Individualized Prophylaxis with Achieving Higher Minimum Levels as a Possible Path to Optimal Treatment of Hemophilia A
Prophylactic administration of factor VIII (FVIII) concentrate is the standard of care for individuals with severe hemophilia A. Traditionally, the goal of prophylaxis has been to maintain minimum FVIII levels > 1%. However, it has been shown that this goal may not protect many hemophiliacs from bleeding episodes. So how does prophylaxis that maintains higher FVIII levels stand? These insights were brought by the PROPEL study, whose results were recently published in Blood magazine.
PROPEL Study
A randomized multicenter phase III study investigated the efficacy and safety of two prophylaxis regimens using Adynovi (pegylated FVIII belonging to the so-called extended half-life products). Study participants were men with severe hemophilia A aged 12–65 years, whose average annual bleeding rate was ≥ 2 under previous prophylactic treatment.
The primary goal of the study was the proportion of patients without any bleeding episodes during the 6th–12th month of the study. Secondary goals included the proportion of patients without spontaneous bleeding episodes and spontaneous joint bleeding, overall annual bleeding rate (ABR), and other parameters.
Randomization and Analysis
The study involved 115 men who were randomized into a group with a target minimal (trough) level of 1–3% (n = 57) or 8–12% (n = 58). For efficacy analysis, results were evaluated in the group of patients who received at least one dose of the drug (FAS – full analysis set) and also in the group treated entirely in accordance with the study protocol (PPS – per protocol set). In PPS, higher efficacy of the drug is usually shown since no significant deviation occurred during treatment, but the real clinical efficacy of the drug is better reflected by the broader study population allowing for deficiencies or artificial supplementation of missing data (FAS).
Results
In the group with a lower target minimum level, no bleeding episode occurred in 42% of patients in the 6th–12th month of the study, while at a higher minimum level it was 62% (in the FAS population). This difference was numerically, but not statistically significant (p = 0.055). A statistically significant difference was only observed in the PPS population: 40% compared to 67% of patients were completely without any bleeding episodes (p = 0.015).
Among the secondary goals of the study, a significant difference in the proportion of patients without spontaneous joint bleeding was already shown in the FAS population. The lower minimum level could prevent spontaneous joint bleeding in 65% of patients, while the higher level in 85% (p = 0.026). In the PPS population, statistically significant differences were observed in the proportion of patients without spontaneous bleeding (60 vs. 81%; p = 0.038) and without spontaneous joint bleeding (65 vs. 91%; p = 0.008).
The target FVIII level was well achievable and well sustained with the established dosing. The number of prophylactic infusions per week averaged 2.3 in the 1–3% target level group (range 1.5–3.5) compared to 3.6 in the 8–12% group (range 1.6–6.8). Adherence to the individualized prophylaxis plan reached 86% for individuals with a lower target level and 93% in the group with the higher goal.
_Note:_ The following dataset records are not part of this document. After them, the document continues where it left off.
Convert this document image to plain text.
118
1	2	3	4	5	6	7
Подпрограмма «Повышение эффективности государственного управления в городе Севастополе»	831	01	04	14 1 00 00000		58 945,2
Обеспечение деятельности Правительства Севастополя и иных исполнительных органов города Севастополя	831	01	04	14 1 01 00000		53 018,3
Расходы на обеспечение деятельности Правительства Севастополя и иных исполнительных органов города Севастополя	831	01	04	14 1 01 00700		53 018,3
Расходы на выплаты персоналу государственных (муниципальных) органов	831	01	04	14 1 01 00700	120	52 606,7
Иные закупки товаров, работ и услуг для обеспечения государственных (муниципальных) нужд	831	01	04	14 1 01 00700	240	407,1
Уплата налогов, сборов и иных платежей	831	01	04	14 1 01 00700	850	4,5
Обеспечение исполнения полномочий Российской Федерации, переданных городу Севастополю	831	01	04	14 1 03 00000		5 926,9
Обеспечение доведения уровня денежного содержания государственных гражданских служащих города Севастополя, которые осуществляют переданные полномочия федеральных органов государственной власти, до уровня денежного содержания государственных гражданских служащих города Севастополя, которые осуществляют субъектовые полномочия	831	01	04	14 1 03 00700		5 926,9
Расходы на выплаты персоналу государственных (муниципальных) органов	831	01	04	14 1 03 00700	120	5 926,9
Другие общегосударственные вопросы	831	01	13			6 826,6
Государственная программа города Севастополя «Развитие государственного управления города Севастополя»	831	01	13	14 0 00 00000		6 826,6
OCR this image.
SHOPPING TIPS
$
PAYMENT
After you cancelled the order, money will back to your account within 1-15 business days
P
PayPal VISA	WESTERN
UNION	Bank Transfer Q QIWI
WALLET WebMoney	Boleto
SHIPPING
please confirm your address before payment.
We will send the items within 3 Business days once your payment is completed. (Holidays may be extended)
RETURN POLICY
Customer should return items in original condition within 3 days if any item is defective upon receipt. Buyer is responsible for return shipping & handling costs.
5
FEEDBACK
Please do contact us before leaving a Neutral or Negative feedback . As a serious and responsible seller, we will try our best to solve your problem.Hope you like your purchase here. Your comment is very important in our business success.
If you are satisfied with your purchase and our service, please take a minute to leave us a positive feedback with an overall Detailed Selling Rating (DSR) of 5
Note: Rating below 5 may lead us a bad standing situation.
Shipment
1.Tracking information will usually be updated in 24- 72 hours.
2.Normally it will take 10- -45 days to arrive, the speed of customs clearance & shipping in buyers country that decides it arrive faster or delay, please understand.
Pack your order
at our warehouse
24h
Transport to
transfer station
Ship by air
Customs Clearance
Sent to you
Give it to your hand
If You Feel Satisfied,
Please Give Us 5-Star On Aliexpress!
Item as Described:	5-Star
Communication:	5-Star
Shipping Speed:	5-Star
No deaths, serious thrombotic events, or treatment discontinuations related to adverse events occurred in the study. A transient low titer inhibitor was observed in 1 patient in the higher target level group, otherwise, the incidence of adverse events did not differ significantly.
Achieving Target Levels is Feasible
Many patients with hemophilia achieved the planned target level when administering Adynovi within the recommended weekly dose (40–50 IU/kg 2× per week). Weekly factor consumption varied, and overlapping dosing schedules between both arms were observed, indicating a large variability in FVIII half-life among individual patients. This supports the importance of individualized prophylaxis based on individual pharmacokinetics and efficacy. The dosing interval to achieve a target minimum level of 8–12% mainly included every-other-day administration or extended dosing intervals.
Conclusion
There is no universal prophylactic FVIII administration scheme for all patients, and individualized prophylaxis brings great benefits to many patients. Targeting higher minimum levels can reduce the risk of bleeding. It is especially suitable for individuals who bleed under the already set standard prophylactic regimen or for those with a severe form of hemophilia who want to live an active life. At the same time, it was shown that targeting higher minimum levels in prophylaxis does not change the safety of treatment.
(eza)
Source:
Klamroth R., Windyga J., Radulescu V. et al. Rurioctocog alfa pegol PK-guided prophylaxis in hemophilia A: results from the phase 3 PROPEL study. Blood 2021; 137 (13): 1818–1827, doi: 10.1182/blood.2020005673.